[WASHINGTON] Amazon on Monday renewed its criticism of a New York Times investigation of the US online giant's workplace, saying the newspaper ignored and omitted key facts about the company.
Amazon spokesman Jay Carney said in a blog post that much of the article published in August was based on interviews with a former employee whose "brief tenure at Amazon ended after an investigation revealed he had attempted to defraud vendors and conceal it by falsifying business records." Carney wrote that another employee quoted as saying she didn't sleep for four days straight later pointed out that her issues related to juggling work and graduate school and that "in no way was I asked or forced by management to do this." "When the story came out, we knew it misrepresented Amazon," said Carney, a former White House spokesman who previously worked as a journalist at Time magazine.
"Once we could look into the most sensational anecdotes, we realized why. We presented the Times with our findings several weeks ago, hoping they might take action to correct the record. They haven't, which is why we decided to write about it ourselves."

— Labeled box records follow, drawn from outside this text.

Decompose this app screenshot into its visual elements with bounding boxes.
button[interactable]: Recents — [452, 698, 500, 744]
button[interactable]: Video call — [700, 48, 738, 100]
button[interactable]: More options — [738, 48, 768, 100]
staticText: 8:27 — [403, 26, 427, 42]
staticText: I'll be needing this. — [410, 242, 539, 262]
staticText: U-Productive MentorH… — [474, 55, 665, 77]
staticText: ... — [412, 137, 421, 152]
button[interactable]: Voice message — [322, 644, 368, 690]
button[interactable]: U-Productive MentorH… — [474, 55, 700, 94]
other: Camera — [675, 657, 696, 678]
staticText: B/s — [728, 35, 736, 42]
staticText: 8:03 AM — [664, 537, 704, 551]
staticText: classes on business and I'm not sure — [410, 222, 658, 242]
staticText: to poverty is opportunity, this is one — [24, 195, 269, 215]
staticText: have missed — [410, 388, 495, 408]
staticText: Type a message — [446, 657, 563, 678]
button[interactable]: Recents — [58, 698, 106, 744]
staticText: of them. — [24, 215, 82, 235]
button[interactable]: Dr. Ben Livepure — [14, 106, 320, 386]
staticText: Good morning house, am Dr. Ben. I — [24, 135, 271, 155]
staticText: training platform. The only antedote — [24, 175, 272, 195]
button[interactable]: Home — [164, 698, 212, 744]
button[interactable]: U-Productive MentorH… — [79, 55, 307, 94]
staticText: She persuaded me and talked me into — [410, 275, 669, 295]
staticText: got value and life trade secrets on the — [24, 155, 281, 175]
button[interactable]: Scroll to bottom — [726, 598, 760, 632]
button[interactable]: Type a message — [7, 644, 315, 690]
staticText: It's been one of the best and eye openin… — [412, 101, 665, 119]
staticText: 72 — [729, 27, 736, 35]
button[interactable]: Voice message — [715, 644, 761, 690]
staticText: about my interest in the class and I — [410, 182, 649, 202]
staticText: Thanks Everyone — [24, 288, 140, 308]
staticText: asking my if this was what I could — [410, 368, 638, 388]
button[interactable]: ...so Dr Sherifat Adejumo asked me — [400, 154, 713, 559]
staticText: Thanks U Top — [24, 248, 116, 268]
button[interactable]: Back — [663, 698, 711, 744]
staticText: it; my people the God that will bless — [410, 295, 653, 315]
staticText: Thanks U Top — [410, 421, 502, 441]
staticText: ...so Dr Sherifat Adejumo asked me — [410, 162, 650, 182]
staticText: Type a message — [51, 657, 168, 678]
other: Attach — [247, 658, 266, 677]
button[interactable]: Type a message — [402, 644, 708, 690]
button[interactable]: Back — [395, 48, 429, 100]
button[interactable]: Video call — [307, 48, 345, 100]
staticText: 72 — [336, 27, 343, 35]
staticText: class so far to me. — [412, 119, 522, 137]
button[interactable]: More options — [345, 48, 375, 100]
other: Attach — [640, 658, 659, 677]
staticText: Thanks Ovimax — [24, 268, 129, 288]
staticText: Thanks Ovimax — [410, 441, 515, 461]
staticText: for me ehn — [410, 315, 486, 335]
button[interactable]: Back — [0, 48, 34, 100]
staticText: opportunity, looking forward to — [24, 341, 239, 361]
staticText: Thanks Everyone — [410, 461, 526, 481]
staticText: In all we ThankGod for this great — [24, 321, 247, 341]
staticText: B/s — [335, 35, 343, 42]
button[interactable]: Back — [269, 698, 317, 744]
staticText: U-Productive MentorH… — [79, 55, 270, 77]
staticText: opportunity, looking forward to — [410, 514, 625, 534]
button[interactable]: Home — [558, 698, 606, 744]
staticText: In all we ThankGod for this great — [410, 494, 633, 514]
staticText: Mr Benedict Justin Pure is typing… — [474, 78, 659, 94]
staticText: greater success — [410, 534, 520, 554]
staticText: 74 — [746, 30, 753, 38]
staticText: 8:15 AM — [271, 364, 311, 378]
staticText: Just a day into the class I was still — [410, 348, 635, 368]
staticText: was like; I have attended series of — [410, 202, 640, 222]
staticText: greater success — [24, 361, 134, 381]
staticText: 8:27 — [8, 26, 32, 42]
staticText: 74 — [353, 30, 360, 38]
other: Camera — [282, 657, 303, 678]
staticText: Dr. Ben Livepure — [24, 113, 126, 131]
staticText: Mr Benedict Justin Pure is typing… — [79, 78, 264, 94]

The Times report based on interviews with more than 100 current and former Amazon employees sparked a barrage of responses about the workplace culture at Amazon, and other major US tech firms.
The lengthy report described an environment which pitted employees against each other in an effort to boost productivity.
It said employees often cried at their desks and faced stress from Amazon's employee feedback tools.
The Times did not immediately respond to an AFP query on Carney's comments.